BOSTON – At the end of the day, it was simply a game where the Bruins allowed themselves to get outworked in the third period and overtime. 

The B’s held a three-goal lead in the second period and still enjoyed a two-goal lead in the third period, but eventually dropped a frustrating, futile 5-4 overtime loss to the Buffalo Sabres at TD Garden on Saturday night. It was clear to most speaking after the game that the Bruins eased up on the gas pedal once they’d scored their fourth goal of the game in the second period, and simply watched as the Sabres stomped all over them in the game’s second half. 

“I think we might have been a little bit too scared to play [in the third period], you know? We tried to just flip the pucks away, and didn’t make any plays trying to get it in the zone. Instead we should have just kept going like we did in the first two periods,” said David Pastrnak, who scored a pair of goals early in the loss to allow the Bruins to build up the three-goal lead. “Obviously we’re disappointed. We got one point. I think we didn’t play our game in the third period. We kind of stopped playing and they were all over us, and you know, it’s on us. We were the ones that gave them their point, but the first two periods were good. It’s just another learning session.”

To Pastrnak’s point, the Bruins were outshot by a 15-6 margin in the final 20 minutes of regulation and 21-6 overall in the third period and overtime prior to Ryan O’Reilly’s game-winner during 3-on-3 play. It was at this point the Bruins certainly missed stalwart stay-at-home defensemen Adam McQuaid and Kevan Miller in the D-zone, and fell short of qualified penalty killers while trying to burn off a Brandon Carlo interference call at the end of the third period. 

All of that caught up to them once the Bruins loosened their grip on the Sabres, but certainly the feeling is that the loss should’ve been avoidable even if some of the circumstances made it difficult for the Black and Gold. It also should have been avoidable against a Sabres hockey club that was dreadful last season, and is again one of the doormats in the Atlantic Division in the early going thus far. 

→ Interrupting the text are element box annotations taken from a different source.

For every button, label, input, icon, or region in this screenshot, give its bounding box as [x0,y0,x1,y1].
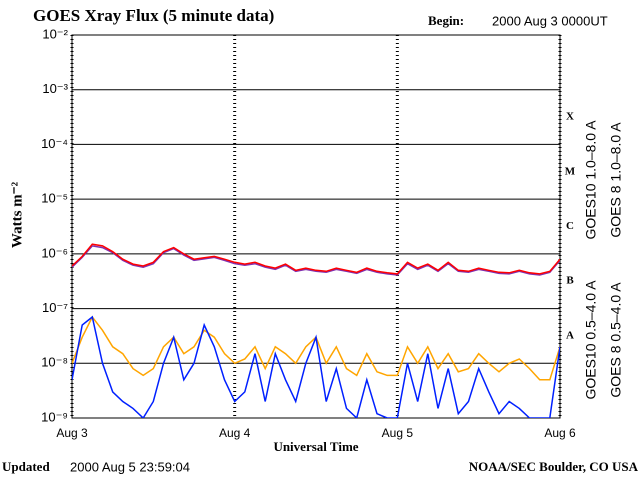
legend-entry: GOES 8 0.5–4.0 A [608,282,624,398]
y-tick-label: 10⁻⁹ [41,409,68,424]
series-line [72,315,560,418]
plot-frame [71,34,561,419]
y-tick-label: 10⁻² [42,26,68,41]
plot-area [72,243,560,418]
legend-entry: GOES 8 1.0–8.0 A [608,122,624,238]
updated-label: Updated [2,459,50,474]
chart-title: GOES Xray Flux (5 minute data) [33,6,274,25]
legend-entry: GOES10 0.5–4.0 A [583,280,599,400]
x-tick-label: Aug 6 [544,426,576,440]
flare-class-label: C [566,220,574,232]
x-tick-label: Aug 5 [382,426,414,440]
updated-time: 2000 Aug 5 23:59:04 [70,459,190,474]
y-tick-label: 10⁻³ [42,81,68,96]
x-axis-label: Universal Time [273,439,358,454]
begin-time: 2000 Aug 3 0000UT [492,13,608,28]
x-tick-label: Aug 3 [56,426,88,440]
x-tick-label: Aug 4 [219,426,251,440]
flare-class-label: B [566,275,574,287]
series-line [72,243,560,275]
credit: NOAA/SEC Boulder, CO USA [469,459,639,474]
flare-class-label: A [566,329,574,341]
begin-label: Begin: [428,13,464,28]
flare-class-label: X [566,111,574,123]
series-line [72,245,560,276]
legend-entry: GOES10 1.0–8.0 A [583,120,599,240]
y-tick-label: 10⁻⁵ [41,191,68,206]
y-tick-label: 10⁻⁶ [41,245,68,260]
y-tick-label: 10⁻⁴ [41,136,68,151]
y-tick-label: 10⁻⁸ [41,355,68,370]
y-tick-label: 10⁻⁷ [42,300,68,315]
flare-class-label: M [565,165,576,177]
y-axis-label: Watts m⁻² [9,181,25,248]
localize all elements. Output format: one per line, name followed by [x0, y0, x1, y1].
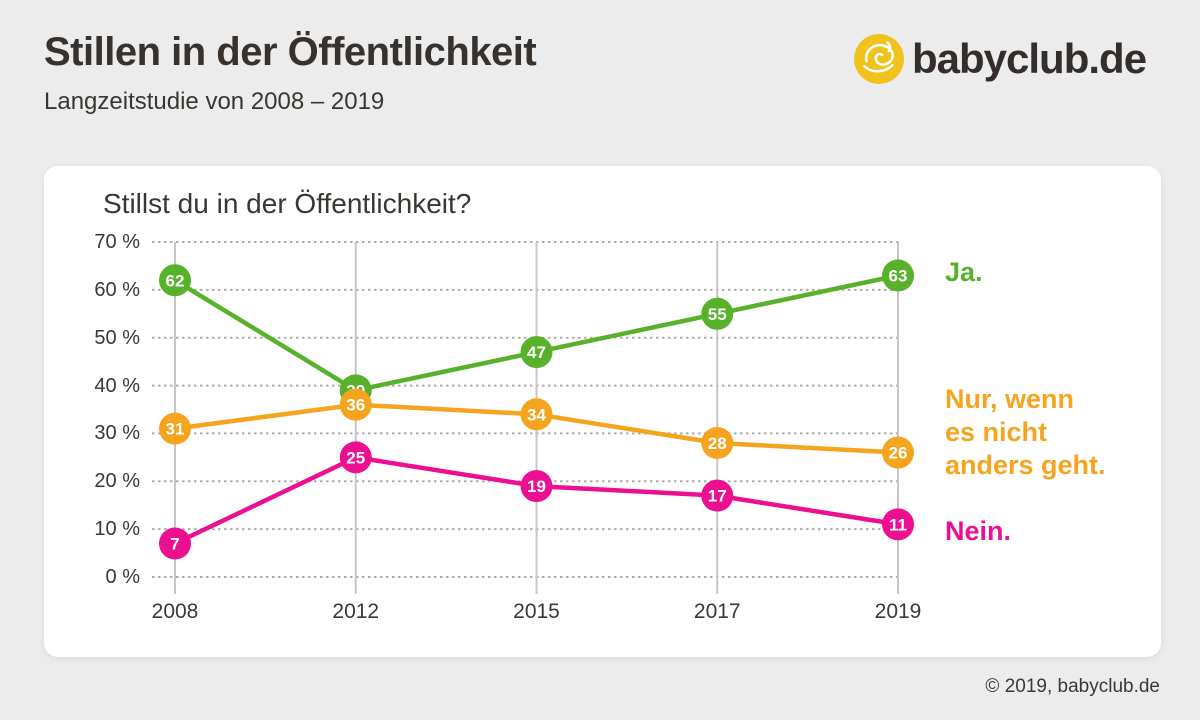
data-point-marker	[159, 527, 191, 560]
data-point-marker	[159, 264, 191, 297]
copyright-note: © 2019, babyclub.de	[985, 676, 1160, 697]
babyclub-logo-text: babyclub.de	[912, 35, 1147, 82]
y-tick-label: 70 %	[94, 231, 140, 253]
chart-panel: Stillst du in der Öffentlichkeit? 623947…	[44, 166, 1161, 657]
y-tick-label: 60 %	[94, 278, 140, 301]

“Those are the games you can’t lose. We obviously didn’t do the job there in the third and close it out, but we’re going to have to regroup and work on our game and be better for the next one,” said Brad Marchand. “We didn’t play the game we needed to play. We relaxed a bit and we started losing a few battles in the wrong areas, and you know, they just played better than we did.”

It’s mystifying that any team would need a crash-and-born loss like Saturday night in order to learn any lessons moving forward, and it certainly might have been a different story for the Bruins if they weren’t missing a few big defensive pieces. But that’s not how it went down for the Black and Gold as they sagged under rising pressure from the Sabres, and simply stopped working when the chips were on the table late in Saturday night’s game.